Reading Survey Results with a Critical Eye

WHEN IBM SPEAKS, it’s generally a good idea to pay attention. They are, after all, IBM. Perhaps you’ve heard of them. But with this year’s iteration of their annual State of Marketing Survey due soon, this strikes me as a good time to share some observations about last year’s State of Marketing Survey.

Not familiar with the IBM survey? That’s OK. This post is really about how to read research reports with a critical eye. No matter whose research you read, the advice applies.

Let’s start with the footnotes in the back. “… The margin of error for this sample at the 90 percent confidence level with a 50 percent response rate is ±4.3 percent.” Hold on. That’s the statistical margin for error, which would be great were we dealing with empirical data. We’re not. Look at the survey questions. “How much ownership do you and your marketing organization have for …” “Please rate the level of responsibility marketing has for …” “To what extent does your organization face …” These are not the sorts of questions that get you to empirical data. They get you to personal perceptions. The answers aren’t subject so much to statistical as to human error. There is no reason to assume that respondents’ perceptions are accurate. Nor is there any reason to assume respondents are leveling.
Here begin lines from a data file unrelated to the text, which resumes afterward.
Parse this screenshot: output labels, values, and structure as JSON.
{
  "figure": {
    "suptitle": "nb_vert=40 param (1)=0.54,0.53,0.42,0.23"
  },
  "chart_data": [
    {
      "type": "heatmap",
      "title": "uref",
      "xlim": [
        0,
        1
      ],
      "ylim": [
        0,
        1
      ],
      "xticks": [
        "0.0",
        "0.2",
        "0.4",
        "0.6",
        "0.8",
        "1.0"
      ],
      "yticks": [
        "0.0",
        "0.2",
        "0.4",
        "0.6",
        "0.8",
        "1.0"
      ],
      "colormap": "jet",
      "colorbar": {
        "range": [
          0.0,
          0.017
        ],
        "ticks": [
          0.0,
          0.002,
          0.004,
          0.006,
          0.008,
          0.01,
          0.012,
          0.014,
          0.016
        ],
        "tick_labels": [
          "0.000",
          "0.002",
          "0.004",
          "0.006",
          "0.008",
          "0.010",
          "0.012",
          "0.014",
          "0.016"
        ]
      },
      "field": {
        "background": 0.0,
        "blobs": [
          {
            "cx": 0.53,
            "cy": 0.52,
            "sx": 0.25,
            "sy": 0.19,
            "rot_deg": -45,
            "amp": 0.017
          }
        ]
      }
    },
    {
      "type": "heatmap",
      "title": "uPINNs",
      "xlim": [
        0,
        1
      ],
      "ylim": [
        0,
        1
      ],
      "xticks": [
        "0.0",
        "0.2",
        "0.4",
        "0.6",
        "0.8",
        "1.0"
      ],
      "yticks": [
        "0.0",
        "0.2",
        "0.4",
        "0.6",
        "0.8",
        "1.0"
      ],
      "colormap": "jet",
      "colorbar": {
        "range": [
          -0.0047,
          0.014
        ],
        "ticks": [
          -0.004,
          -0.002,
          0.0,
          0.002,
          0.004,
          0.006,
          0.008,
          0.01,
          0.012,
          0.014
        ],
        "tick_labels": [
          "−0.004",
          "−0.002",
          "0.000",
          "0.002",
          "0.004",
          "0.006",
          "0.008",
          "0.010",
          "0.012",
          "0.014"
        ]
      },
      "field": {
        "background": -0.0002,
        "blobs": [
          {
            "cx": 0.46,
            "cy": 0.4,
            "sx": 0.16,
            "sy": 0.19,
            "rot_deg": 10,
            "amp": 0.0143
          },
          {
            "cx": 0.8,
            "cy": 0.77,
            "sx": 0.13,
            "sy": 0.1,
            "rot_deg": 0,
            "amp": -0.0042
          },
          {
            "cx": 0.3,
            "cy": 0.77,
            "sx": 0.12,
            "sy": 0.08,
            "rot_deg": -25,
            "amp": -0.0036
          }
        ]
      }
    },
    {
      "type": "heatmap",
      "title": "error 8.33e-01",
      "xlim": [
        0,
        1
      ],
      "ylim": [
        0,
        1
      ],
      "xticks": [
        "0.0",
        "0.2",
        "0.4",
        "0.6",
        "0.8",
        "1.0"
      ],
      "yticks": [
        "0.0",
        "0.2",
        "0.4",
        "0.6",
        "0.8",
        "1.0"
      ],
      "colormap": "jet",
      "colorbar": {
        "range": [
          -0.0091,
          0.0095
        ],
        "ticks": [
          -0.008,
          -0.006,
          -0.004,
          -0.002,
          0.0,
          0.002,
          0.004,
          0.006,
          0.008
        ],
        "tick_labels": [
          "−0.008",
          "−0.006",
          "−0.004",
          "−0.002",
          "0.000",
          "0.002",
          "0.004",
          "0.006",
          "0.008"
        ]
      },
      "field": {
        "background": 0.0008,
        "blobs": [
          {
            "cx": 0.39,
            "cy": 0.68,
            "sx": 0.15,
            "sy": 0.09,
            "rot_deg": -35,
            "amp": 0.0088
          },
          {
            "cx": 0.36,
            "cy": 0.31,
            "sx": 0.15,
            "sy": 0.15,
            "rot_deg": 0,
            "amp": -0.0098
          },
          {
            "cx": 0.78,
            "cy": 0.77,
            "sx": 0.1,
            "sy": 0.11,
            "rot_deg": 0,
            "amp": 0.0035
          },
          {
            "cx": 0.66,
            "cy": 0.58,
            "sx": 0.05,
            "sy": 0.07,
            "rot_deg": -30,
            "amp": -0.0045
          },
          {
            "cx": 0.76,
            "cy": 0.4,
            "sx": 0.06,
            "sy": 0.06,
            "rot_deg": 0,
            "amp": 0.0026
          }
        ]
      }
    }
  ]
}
Sometimes unwittingly, sometimes not, it is not unusual for respondents to provide the “correct” answer—one that makes the company look good, makes respondents feel smart, makes them feel like they’re being fair, or that gets back at that senior vice president for being so rude. Answers will reveal more about the biases and naiveté of respondents than about the subject they’re asked to comment on.

The report compares responses from low versus high performing companies and suggests causation. The leap is unwarranted. One should equally consider reverse or even no causation. “No causation” is another way of saying “coincidence.” Despite what New Age gurus say, there really is such a thing, and mistaking it for data can be costly.

The report suggests that large differences between low and high performers are significant indicators of how to do things right. This is selection bias at its best: what makes our point matters; what fails to make it doesn’t. There are almost as many instances of no or inverse differences between high and low performers. The authors could as easily have cherry-picked those as significant.

Finally, the questions themselves fail to impress. They are not so much insightful as a marketer’s wish list dressed up as a survey. It looks designed to produce “data” for marching on management and making demands rather than to yield real information.

I’m not accusing anyone of deliberately misleading. Bias and fallacy have their way with the best of us, despite best efforts and intentions. That’s why controls are important. So is a working knowledge of logical fallacies and biases.

I’m not above fooling myself. Neither is anyone else. But if we’re serious about real data that yields real insights, we need to exercise vigilance. Even upon ourselves.